Senin, 02 April 2012

Akal dan Nafsu Menjawab



Dalam keteranganya kitab durratunasikhin, Ketika nafsu ditanya oleh Allah rabbul Izzati tentang dirinya (nafsu) “siapa kamu dan siapa Aku?” ia menjawab dengan seraya menantang “saya, ya saya – kamu ya kamu.” Nafsu tidak tahu siapa dirinya dan siapa yang menciptakanya dalam dirinya terselip rasa sombong, mempertahankan egonya dan takut kehilangan gengsinya dan tidak mau patuh terhadap perintah-Nya, bahkan dirinya merasa paling mulya dibandingkan yang lainnya.
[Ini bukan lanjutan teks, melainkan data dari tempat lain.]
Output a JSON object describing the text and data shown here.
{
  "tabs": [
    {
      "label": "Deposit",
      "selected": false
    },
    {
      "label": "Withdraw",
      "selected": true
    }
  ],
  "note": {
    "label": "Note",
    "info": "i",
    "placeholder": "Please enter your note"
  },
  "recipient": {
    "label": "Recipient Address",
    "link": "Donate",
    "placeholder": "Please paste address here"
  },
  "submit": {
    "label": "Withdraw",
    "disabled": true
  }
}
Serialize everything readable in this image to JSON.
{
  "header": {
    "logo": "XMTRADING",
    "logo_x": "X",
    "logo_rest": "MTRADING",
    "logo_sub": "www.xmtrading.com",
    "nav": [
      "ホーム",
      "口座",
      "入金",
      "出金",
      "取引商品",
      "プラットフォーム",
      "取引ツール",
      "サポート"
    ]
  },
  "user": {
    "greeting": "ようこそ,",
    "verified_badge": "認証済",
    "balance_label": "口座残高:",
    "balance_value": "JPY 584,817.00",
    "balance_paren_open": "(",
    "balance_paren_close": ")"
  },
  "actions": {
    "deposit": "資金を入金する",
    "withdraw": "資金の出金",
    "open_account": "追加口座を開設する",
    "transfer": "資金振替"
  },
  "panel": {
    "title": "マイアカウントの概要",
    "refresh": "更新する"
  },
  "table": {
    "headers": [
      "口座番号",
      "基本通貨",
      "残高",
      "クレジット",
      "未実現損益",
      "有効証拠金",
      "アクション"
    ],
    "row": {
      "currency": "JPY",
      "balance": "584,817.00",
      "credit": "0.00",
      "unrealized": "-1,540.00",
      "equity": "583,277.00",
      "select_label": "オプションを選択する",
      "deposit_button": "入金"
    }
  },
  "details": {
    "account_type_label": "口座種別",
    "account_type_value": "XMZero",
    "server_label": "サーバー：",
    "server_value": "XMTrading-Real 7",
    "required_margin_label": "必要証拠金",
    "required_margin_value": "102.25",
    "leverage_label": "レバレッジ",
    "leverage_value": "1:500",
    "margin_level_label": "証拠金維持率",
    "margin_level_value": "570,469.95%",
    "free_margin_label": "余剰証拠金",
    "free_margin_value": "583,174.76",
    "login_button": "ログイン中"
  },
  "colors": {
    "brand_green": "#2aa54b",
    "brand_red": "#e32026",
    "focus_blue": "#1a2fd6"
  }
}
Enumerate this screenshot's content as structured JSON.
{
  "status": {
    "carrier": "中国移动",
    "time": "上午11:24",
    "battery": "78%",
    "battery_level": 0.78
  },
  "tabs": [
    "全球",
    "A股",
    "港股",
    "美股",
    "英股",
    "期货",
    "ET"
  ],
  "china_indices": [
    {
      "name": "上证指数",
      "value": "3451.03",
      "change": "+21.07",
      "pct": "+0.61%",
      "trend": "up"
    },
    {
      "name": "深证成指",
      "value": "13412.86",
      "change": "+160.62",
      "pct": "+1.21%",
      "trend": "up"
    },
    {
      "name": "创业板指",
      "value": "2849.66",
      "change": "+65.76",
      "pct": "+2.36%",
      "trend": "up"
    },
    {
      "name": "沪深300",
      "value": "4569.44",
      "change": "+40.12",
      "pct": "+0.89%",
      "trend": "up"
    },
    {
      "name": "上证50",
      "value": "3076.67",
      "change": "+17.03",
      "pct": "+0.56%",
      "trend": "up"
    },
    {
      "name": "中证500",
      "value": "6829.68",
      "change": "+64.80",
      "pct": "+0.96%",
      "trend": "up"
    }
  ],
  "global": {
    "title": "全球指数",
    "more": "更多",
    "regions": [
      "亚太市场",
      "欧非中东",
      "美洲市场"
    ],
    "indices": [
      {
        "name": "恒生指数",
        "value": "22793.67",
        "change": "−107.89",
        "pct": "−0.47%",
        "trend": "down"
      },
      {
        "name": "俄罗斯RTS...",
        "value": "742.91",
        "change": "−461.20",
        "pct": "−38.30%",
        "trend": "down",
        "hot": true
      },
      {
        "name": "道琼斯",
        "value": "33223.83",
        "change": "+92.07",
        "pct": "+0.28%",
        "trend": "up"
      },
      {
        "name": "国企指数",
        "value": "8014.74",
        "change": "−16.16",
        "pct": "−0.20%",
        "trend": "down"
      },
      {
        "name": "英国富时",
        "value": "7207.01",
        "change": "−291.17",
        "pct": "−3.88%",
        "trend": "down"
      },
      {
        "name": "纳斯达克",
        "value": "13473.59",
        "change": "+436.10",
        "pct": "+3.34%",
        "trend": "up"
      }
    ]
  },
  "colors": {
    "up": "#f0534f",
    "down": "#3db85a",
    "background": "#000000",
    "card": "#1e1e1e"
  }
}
Ujian Allah juga diberikan kepada Iblis Laknatullah, di saat Allah merintahkan Iblis Laknatullah untuk bersujud kepada mahluk-Nya yang tercipta dari tanah yang hina (adam As) semua Malaikat mentaati perintahnya tuk bersujud kepadanya hanya Iblis lah yang emoh untuk bersujud kepadanya dan dia (iblis) tergolong orang-orang kafir seraya berkata “aku tercipta dari api sedangkan dia (adam) tercipta dari sebatang tanah.” dengan sombongnya dia (iblis) menegaskan dengan mudah “mulya mana antara api dengan tanah? Ya jelas mulya api” tutur iblis.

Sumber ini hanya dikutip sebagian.